En 1991, des lots de terrains sis à Siverek et appartenant à huit copropriétaires dont les requérants, furent inondés par les eaux du barrage d’Atatürk.
Le 27 février 1998, aucune procédure d’indemnisation n’étant intervenue, les copropriétaires saisirent le tribunal de grande instance de Siverek (« le tribunal ») d’une demande en réparation pour l’expropriation de facto de leurs biens communs.
Le 23 février 1999, ceux-ci formulèrent une deuxième demande au même titre. Le tribunal décida de joindre les deux affaires.
Par un jugement du 16 novembre 1999, le tribunal accueillit les demandes et condamna l’administration nationale des eaux (« l’administration ») à verser aux copropriétaires la somme de 157 285 377 732 anciennes livres turques (TRL) ainsi ventilée :
1) 88 000 000 000 TRL quant à l’action introduite le 27 février 1998
2) 69 285 377 732 TRL quant à l’action introduite le 23 février 1999.
Ces sommes étaient assortie d’intérêts moratoires simples au taux légal de 50 % l’an, à calculer à partir des dates d’introduction des actions y afférentes.
A la suite du pourvoi formé par l’administration, la Cour de cassation infirma le jugement du tribunal pour vice de procédure.
Le 30 mai 2000, le tribunal se conforma à l’arrêt de cassation et se corrigea. Le jugement, ainsi réitéré au fond fut confirmé le 9 octobre 2000 par la Cour de cassation.

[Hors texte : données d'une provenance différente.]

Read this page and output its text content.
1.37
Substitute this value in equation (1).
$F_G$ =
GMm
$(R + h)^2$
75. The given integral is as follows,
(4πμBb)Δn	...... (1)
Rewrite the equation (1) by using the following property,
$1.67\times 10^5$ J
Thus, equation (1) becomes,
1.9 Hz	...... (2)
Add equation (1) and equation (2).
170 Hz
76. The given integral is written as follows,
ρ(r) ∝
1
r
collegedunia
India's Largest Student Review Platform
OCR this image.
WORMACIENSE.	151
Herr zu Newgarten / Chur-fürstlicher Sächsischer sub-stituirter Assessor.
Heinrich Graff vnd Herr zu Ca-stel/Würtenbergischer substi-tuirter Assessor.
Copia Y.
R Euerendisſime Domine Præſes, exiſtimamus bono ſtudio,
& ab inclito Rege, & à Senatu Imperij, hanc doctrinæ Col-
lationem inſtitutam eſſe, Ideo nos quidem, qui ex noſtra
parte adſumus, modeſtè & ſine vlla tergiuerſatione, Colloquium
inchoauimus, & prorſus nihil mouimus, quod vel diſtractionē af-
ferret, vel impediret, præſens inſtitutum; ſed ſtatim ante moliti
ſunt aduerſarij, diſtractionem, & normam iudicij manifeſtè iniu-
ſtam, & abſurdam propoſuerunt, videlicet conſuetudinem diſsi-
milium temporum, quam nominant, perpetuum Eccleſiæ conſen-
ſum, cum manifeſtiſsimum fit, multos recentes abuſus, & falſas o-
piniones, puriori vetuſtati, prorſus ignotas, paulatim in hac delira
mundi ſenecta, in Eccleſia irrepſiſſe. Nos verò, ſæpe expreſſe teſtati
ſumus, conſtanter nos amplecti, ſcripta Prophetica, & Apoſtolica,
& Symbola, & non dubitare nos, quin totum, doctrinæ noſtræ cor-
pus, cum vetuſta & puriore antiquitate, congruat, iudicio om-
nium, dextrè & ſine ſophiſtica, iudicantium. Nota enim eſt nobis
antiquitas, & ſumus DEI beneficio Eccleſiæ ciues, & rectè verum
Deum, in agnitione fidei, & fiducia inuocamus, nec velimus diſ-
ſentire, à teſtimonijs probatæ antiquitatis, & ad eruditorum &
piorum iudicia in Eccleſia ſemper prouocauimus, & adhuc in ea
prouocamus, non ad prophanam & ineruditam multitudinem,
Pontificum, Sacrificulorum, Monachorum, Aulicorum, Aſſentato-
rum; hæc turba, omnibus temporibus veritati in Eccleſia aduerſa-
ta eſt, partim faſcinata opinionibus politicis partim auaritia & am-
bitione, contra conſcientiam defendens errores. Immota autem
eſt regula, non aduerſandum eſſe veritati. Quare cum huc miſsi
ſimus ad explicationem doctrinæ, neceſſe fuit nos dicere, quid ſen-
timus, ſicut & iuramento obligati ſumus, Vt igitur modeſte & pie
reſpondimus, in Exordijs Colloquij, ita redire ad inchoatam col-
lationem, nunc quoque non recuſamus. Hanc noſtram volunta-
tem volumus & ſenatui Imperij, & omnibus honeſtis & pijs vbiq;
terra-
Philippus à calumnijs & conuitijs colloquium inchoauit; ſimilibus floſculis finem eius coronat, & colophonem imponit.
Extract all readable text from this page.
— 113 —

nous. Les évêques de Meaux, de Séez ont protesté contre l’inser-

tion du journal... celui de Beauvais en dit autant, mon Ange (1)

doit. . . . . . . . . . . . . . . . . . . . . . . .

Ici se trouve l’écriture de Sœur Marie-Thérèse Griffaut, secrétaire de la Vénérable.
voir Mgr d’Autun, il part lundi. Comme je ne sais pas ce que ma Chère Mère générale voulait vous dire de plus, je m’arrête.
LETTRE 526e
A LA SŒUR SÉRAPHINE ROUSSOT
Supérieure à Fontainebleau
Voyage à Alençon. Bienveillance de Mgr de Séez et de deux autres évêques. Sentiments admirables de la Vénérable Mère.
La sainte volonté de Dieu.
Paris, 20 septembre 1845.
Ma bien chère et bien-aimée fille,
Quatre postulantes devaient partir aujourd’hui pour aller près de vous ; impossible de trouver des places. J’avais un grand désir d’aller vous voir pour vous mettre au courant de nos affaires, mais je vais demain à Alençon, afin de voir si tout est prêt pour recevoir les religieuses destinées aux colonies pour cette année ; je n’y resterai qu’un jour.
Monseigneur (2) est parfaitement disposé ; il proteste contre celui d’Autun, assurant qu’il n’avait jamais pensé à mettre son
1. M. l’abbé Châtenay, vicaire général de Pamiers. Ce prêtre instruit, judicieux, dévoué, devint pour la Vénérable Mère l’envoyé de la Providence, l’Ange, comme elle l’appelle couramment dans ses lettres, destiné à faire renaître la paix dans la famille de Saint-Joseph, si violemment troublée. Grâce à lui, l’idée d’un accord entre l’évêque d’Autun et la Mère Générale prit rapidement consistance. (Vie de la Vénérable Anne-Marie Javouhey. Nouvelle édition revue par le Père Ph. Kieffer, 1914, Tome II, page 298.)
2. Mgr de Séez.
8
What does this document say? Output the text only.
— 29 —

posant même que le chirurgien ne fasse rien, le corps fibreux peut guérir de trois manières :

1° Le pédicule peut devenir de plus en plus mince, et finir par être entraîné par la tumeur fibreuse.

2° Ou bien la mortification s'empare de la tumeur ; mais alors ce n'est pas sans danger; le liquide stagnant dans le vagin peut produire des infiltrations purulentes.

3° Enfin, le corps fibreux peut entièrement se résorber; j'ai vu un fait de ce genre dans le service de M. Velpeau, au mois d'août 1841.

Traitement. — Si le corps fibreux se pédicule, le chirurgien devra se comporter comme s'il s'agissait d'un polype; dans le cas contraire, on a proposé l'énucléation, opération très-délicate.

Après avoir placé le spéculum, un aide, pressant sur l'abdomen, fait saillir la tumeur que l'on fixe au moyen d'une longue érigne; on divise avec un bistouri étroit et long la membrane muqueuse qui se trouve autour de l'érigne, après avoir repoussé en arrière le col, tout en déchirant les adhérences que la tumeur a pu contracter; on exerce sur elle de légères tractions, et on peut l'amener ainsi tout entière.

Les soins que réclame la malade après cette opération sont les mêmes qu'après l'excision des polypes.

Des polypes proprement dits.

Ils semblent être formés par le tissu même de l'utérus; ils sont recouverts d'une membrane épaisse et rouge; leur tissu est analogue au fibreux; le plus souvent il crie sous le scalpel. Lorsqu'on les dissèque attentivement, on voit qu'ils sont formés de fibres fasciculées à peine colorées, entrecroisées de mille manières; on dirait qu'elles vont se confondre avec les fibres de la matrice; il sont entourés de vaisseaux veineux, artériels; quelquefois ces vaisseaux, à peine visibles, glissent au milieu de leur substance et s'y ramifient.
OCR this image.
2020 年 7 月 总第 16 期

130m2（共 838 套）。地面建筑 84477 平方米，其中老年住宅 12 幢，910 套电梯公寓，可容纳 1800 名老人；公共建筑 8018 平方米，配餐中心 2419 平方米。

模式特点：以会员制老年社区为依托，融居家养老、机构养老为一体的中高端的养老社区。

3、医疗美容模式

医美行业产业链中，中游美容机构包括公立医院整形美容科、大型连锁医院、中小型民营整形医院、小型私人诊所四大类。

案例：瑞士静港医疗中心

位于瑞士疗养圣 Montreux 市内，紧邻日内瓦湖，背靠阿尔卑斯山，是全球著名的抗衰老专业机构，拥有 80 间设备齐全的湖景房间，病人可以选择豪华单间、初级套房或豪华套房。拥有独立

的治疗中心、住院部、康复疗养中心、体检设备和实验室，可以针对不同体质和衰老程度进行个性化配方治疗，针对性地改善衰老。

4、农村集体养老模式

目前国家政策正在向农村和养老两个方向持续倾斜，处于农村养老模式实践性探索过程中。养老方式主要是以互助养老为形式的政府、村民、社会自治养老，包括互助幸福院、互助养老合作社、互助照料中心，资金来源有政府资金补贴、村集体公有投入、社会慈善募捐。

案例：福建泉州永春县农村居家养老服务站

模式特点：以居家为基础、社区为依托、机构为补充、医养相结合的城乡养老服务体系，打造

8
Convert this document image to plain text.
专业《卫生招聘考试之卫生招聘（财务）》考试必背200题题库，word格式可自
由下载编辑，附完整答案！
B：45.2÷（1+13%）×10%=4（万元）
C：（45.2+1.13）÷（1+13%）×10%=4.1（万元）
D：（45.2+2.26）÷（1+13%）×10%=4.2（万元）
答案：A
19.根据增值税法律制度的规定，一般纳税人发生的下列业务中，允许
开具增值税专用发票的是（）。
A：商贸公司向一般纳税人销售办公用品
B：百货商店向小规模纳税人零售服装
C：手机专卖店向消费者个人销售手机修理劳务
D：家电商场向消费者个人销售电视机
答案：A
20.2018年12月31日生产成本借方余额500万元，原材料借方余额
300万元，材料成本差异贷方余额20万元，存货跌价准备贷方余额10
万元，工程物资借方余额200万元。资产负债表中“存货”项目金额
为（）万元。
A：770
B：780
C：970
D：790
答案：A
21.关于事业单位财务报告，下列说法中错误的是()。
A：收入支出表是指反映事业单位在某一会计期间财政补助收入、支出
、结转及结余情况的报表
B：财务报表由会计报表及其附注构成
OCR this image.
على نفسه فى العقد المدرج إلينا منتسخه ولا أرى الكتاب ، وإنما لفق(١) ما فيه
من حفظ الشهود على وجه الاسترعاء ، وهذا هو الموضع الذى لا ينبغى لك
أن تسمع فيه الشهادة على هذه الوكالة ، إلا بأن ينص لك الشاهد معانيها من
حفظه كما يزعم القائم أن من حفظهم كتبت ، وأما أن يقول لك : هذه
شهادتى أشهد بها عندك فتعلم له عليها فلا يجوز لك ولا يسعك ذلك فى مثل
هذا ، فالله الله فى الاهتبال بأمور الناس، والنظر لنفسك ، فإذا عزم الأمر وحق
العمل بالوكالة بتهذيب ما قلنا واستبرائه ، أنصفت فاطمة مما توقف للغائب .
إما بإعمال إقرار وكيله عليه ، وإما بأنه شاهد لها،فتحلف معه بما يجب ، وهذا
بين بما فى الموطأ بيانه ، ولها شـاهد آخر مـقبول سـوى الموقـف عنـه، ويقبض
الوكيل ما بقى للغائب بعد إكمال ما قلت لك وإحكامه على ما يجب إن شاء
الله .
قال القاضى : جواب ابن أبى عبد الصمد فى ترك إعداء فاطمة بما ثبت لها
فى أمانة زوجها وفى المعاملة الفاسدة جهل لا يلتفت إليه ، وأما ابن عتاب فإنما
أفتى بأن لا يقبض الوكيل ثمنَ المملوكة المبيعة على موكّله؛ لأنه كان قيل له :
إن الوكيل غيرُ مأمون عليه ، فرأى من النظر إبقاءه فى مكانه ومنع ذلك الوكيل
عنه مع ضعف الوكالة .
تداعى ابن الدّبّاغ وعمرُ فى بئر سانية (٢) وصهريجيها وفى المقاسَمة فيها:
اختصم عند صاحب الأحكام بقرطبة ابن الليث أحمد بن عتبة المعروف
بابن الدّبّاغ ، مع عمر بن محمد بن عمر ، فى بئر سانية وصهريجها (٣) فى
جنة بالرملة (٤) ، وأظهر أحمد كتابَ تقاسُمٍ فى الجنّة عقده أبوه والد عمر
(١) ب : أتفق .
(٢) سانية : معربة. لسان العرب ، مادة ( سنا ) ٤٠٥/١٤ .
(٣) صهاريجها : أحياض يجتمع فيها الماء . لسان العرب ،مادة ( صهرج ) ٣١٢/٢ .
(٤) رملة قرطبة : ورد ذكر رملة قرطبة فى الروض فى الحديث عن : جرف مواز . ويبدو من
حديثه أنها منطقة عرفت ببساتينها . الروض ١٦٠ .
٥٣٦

L’indemnité accordée, majorée des intérêts moratoires, fut versée à l’ensemble des copropriétaires le 26 juillet 2001, date à laquelle le montant s’élevait à 417 588 280 000 TRL au total.
EN DROIT
Le 30 mai 2006, la Cour a reçu du Gouvernement la déclaration suivante :
« Je déclare qu’en vue d’un règlement amiable de l’affaire ayant pour l’origine la requête no 69157/01 introduite par Mme Neval Bucak et M. Ferhat Ali Bucak, le Gouvernement de la République de Turquie offre de verser aux intéressés, ex gratia, la somme globale de 16 000 USD (seize mille dollars américains) couvrant également les frais et dépens encourus. Cette somme ne sera soumise à aucun impôt ni à une quelconque autre charge fiscale à l’époque pertinente.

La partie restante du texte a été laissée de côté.